SELECT formid, avals(data) as datavalues, akeys(data) as datakeys, taskid
FROM task_form_data
WHERE taskid IN (449750,449699,449620)
ORDER BY formid, timestamp DESC
将是一个测试查询 - 问题是表(我无法更改)的新行添加了新数据 - 但是formid保持不变。
因此,当我选择这样的时候,我也会得到旧的数据。 我不能使用DISTINCT ON(formid)。我需要最新的结果(通常3-4行与diff formid) - 对于每个taskid IN(来自php - 可以是大数字 - 不能对每个进行单独的查询)。 有没有办法让它像那样工作?
数据示例(只是一个简单的示例 - 较大的日期值将是最早的时间戳):
formid timestamp taskid
6 1 449750
2 2 449750
2 3 449750
4 4 449750
4 5 449750
应该出现什么(各种形式的数量可以更大或更小):
6 1 449750
2 2 449750
4 4 449750
更新:
SELECT DISTINCT ON(formid) formid, avals(data) as datavalues, akeys(data) as datakeys, taskid, timestamp
FROM task_form_data
WHERE taskid IN (450567,449699,449620)
GROUP BY formid,taskid,data,timestamp
ORDER BY formid,timestamp DESC
我尝试过 - 似乎工作 - 但只有taskid IN中的第一个参数。 是否可以修改它以使用数组中的每个值?
答案 0 :(得分:1)
您可以使用row_number()执行此操作。例如,如果您想要最近的三行:
SELECT formid, avals(data) as datavalues, akeys(data) as datakeys, taskid
FROM (SELECT d.*, row_number() over (partition by formid, taskid order by timestamp desc) as seqnum
FROM task_form_data d
WHERE taskid IN (449750, 449699, 449620)
) d
WHERE seqnum <= 3
ORDER BY taskid, formid, timestamp DESC;
答案 1 :(得分:0)
我真的不喜欢这个,但如果你的桌子不大,它可以工作:
SELECT tfm.formid, tfm.avals(data) as datavalues, tfm.akeys(data) as datakeys, tfm.taskid
FROM task_form_data AS tfm
INNER JOIN
(
SELECT formid, MAX(timestamp)
FROM task_form_data
WHERE taskid IN (449750,449699,449620)
GROUP BY formid
) AS a
ON tfm.formid = a.formid
AND tfm.timestamp = a.timestamptimestamp
WHERE tfm.taskid IN (449750,449699,449620)

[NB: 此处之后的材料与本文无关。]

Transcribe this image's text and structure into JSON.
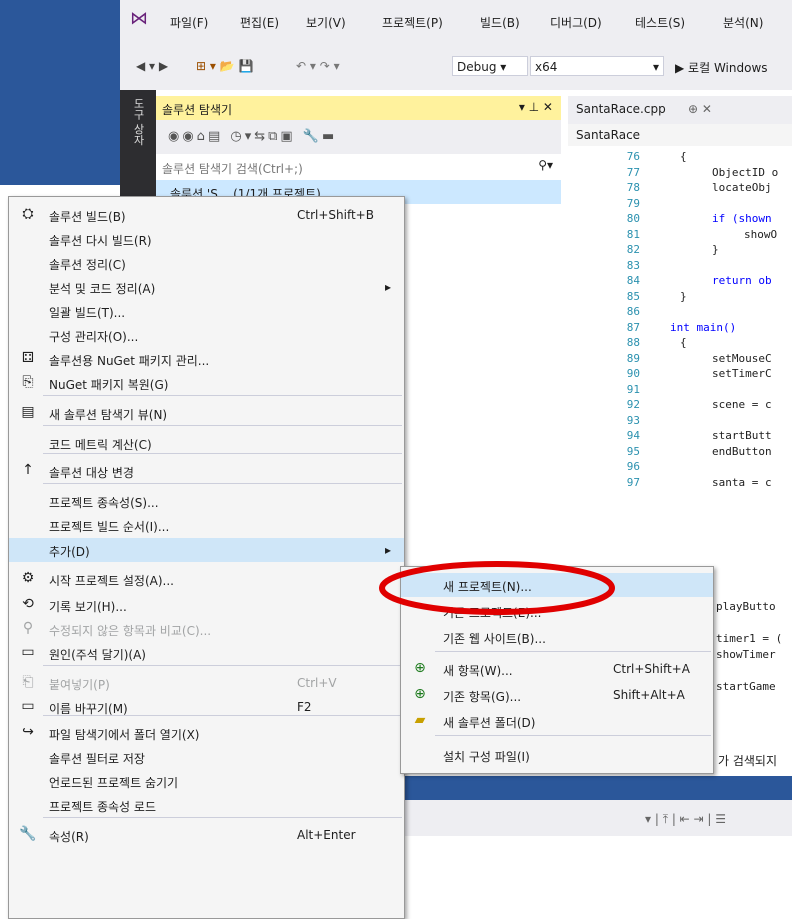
{
  "menubar": {
    "items": [
      "파일(F)",
      "편집(E)",
      "보기(V)",
      "프로젝트(P)",
      "빌드(B)",
      "디버그(D)",
      "테스트(S)",
      "분석(N)"
    ]
  },
  "toolbar": {
    "config": "Debug",
    "platform": "x64",
    "run_label": "▶ 로컬 Windows"
  },
  "side_tabs": [
    "도구 상자"
  ],
  "solution_explorer": {
    "title": "솔루션 탐색기",
    "search_placeholder": "솔루션 탐색기 검색(Ctrl+;)",
    "row_text": "솔루션 'S... (1/1개 프로젝트)"
  },
  "editor": {
    "tab": "SantaRace.cpp",
    "nav": "SantaRace",
    "line_numbers": [
      "76",
      "77",
      "78",
      "79",
      "80",
      "81",
      "82",
      "83",
      "84",
      "85",
      "86",
      "87",
      "88",
      "89",
      "90",
      "91",
      "92",
      "93",
      "94",
      "95",
      "96",
      "97"
    ],
    "code_lines": [
      "{",
      "ObjectID o",
      "locateObj",
      "",
      "if (shown",
      "showO",
      "}",
      "",
      "return ob",
      "}",
      "",
      "int main()",
      "{",
      "setMouseC",
      "setTimerC",
      "",
      "scene = c",
      "",
      "startButt",
      "endButton",
      "",
      "santa = c"
    ],
    "extra_code": [
      "playButto",
      "",
      "timer1 = (",
      "showTimer",
      "",
      "startGame"
    ],
    "status": "가 검색되지"
  },
  "context_menu": {
    "items": [
      {
        "icon": "build-icon",
        "label": "솔루션 빌드(B)",
        "shortcut": "Ctrl+Shift+B"
      },
      {
        "icon": "",
        "label": "솔루션 다시 빌드(R)",
        "shortcut": ""
      },
      {
        "icon": "",
        "label": "솔루션 정리(C)",
        "shortcut": ""
      },
      {
        "icon": "",
        "label": "분석 및 코드 정리(A)",
        "shortcut": "▸"
      },
      {
        "icon": "",
        "label": "일괄 빌드(T)...",
        "shortcut": ""
      },
      {
        "icon": "",
        "label": "구성 관리자(O)...",
        "shortcut": ""
      },
      {
        "icon": "nuget-icon",
        "label": "솔루션용 NuGet 패키지 관리...",
        "shortcut": ""
      },
      {
        "icon": "restore-icon",
        "label": "NuGet 패키지 복원(G)",
        "shortcut": ""
      },
      {
        "icon": "explorer-view-icon",
        "label": "새 솔루션 탐색기 뷰(N)",
        "shortcut": ""
      },
      {
        "icon": "",
        "label": "코드 메트릭 계산(C)",
        "shortcut": ""
      },
      {
        "icon": "arrow-up-icon",
        "label": "솔루션 대상 변경",
        "shortcut": ""
      },
      {
        "icon": "",
        "label": "프로젝트 종속성(S)...",
        "shortcut": ""
      },
      {
        "icon": "",
        "label": "프로젝트 빌드 순서(I)...",
        "shortcut": ""
      },
      {
        "icon": "",
        "label": "추가(D)",
        "shortcut": "▸"
      },
      {
        "icon": "gear-icon",
        "label": "시작 프로젝트 설정(A)...",
        "shortcut": ""
      },
      {
        "icon": "history-icon",
        "label": "기록 보기(H)...",
        "shortcut": ""
      },
      {
        "icon": "compare-icon",
        "label": "수정되지 않은 항목과 비교(C)...",
        "shortcut": ""
      },
      {
        "icon": "comment-icon",
        "label": "원인(주석 달기)(A)",
        "shortcut": ""
      },
      {
        "icon": "paste-icon",
        "label": "붙여넣기(P)",
        "shortcut": "Ctrl+V"
      },
      {
        "icon": "rename-icon",
        "label": "이름 바꾸기(M)",
        "shortcut": "F2"
      },
      {
        "icon": "open-folder-icon",
        "label": "파일 탐색기에서 폴더 열기(X)",
        "shortcut": ""
      },
      {
        "icon": "",
        "label": "솔루션 필터로 저장",
        "shortcut": ""
      },
      {
        "icon": "",
        "label": "언로드된 프로젝트 숨기기",
        "shortcut": ""
      },
      {
        "icon": "",
        "label": "프로젝트 종속성 로드",
        "shortcut": ""
      },
      {
        "icon": "wrench-icon",
        "label": "속성(R)",
        "shortcut": "Alt+Enter"
      }
    ]
  },
  "submenu": {
    "items": [
      {
        "icon": "",
        "label": "새 프로젝트(N)...",
        "shortcut": ""
      },
      {
        "icon": "",
        "label": "기존 프로젝트(E)...",
        "shortcut": ""
      },
      {
        "icon": "",
        "label": "기존 웹 사이트(B)...",
        "shortcut": ""
      },
      {
        "icon": "new-item-icon",
        "label": "새 항목(W)...",
        "shortcut": "Ctrl+Shift+A"
      },
      {
        "icon": "existing-item-icon",
        "label": "기존 항목(G)...",
        "shortcut": "Shift+Alt+A"
      },
      {
        "icon": "new-folder-icon",
        "label": "새 솔루션 폴더(D)",
        "shortcut": ""
      },
      {
        "icon": "",
        "label": "설치 구성 파일(I)",
        "shortcut": ""
      }
    ]
  },
  "colors": {
    "highlight_circle": "#e00000",
    "accent": "#2b579a",
    "menu_hover": "#cfe6f8"
  }
}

ORDER BY tfm.formid, timestamp DESC;
你真的称之为“时间戳”字段吗?
答案 2 :(得分:0)
这符合您想要的输出。 SQL Fiddle
select *
from (
select *,
row_number() over(partition by taskid order by timestamp) as rn
from (
select distinct on (taskid, formid) *
from task_form_data
where taskid in (449750,449699,449620)
order by taskid, formid, timestamp
) s
) s
where rn <= 3
order by taskid, timestamp
使用实时时间戳,必须在用于订购的任何地方添加desc,因为较新的时间戳大于较旧的时间戳。